Die Tage von 2019 sind gezählt: Selbstreflexion zum Jahresende

Lachende Frau mit Mütze

Und schon ist wieder ein Jahr vorbei: 2019 räumt das Spielfeld für das neue Jahr – 2020. Die letzten Tage des alten Jahres können wir jetzt noch dazu nutzen, um das Jahr Revue passieren zu lassen. Eine Selbstreflexion zum Jahresende ermöglicht es uns, uns über Erfahrenes klar zu werden oder die Kräfte für das neue Jahr zu bündeln.

Me Time: Zeit für mich

Die Tage des alten Jahres sind gezählt. Vieles ist passiert, vieles vielleicht auch nicht. Im hektischen Alltagsstress vergessen wir häufig, uns die Zeit zu nehmen, um über Verschiedenes nachzudenken. Doch mindestens einmal im Jahr sollten wir uns bewusst ein Zeitfenster für Selbstreflexion freischaufeln. Diese Zeit gehört dann nur uns, und Störfaktoren wie Handy und Termindruck sind weit weg. Es ist wichtig, sich mit sich selbst zu beschäftigen, um neue Vorhaben erfolgreich umsetzen zu können. In einem ersten Schritt sollten wir daher die Erfahrung reflektieren, die uns 2019 beschert hat.
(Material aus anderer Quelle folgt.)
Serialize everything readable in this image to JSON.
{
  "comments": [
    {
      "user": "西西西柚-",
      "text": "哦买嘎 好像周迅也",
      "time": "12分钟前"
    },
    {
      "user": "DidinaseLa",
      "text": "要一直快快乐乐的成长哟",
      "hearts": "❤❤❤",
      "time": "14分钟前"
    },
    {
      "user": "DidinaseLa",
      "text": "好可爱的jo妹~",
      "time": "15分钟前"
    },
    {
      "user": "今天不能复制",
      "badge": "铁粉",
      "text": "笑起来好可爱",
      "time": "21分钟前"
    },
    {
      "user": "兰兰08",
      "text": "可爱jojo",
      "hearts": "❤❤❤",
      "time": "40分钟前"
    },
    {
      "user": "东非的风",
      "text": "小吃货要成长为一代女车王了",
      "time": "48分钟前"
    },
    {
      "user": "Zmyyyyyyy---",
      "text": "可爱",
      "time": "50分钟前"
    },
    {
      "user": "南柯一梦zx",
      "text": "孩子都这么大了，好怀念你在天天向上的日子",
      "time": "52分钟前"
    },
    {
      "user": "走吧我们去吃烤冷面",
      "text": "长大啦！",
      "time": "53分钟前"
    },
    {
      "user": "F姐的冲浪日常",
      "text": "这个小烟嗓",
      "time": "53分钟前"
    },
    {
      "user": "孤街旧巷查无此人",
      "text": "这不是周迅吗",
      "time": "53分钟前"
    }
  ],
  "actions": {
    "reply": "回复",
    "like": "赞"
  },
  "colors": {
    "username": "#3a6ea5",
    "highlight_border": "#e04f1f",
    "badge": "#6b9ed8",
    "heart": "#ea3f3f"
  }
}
Sie waren vielleicht nicht immer gut, doch lässt sich aus jeder Erfahrung etwas (Gutes) mitnehmen.

Taschenuhr

Klarheit schaffen

Sich selbst zu reflektieren setzt auch voraus, sich über die Vorsätze aus dem alten Jahr Gedanken zu machen. Wie sieht unsere Bilanz aus? Welche Vorsätze haben wir durchgehalten, welche nicht? Bei Letzterem stellt sich sodann die Frage, warum wir die Vorsätze verworfen haben. Aber ganz wichtig ist es auch, sich klarzumachen, was dieses Jahr erreicht wurde – und was uns besonders mit Stolz erfüllt. Welche Veränderungen brachte das Jahr mit sich? Haben wir uns selbst verändert? Welche Umstände haben zu Veränderungen geführt? Was hat uns am meisten unnötige Zeit gekostet? Wofür haben wir unsere Zeit besonders gern aufgewendet? Eventuell gibt es auch noch ein persönliches Projekt, das wir 2019 begonnen haben und 2020 auf eine Fortsetzung wartet. All das sind Gedankenstützen, die wir für die Selbstreflexion heranziehen können. Es hilft auch, diese Dinge niederzuschreiben, damit sie ja nicht in Vergessenheit geraten.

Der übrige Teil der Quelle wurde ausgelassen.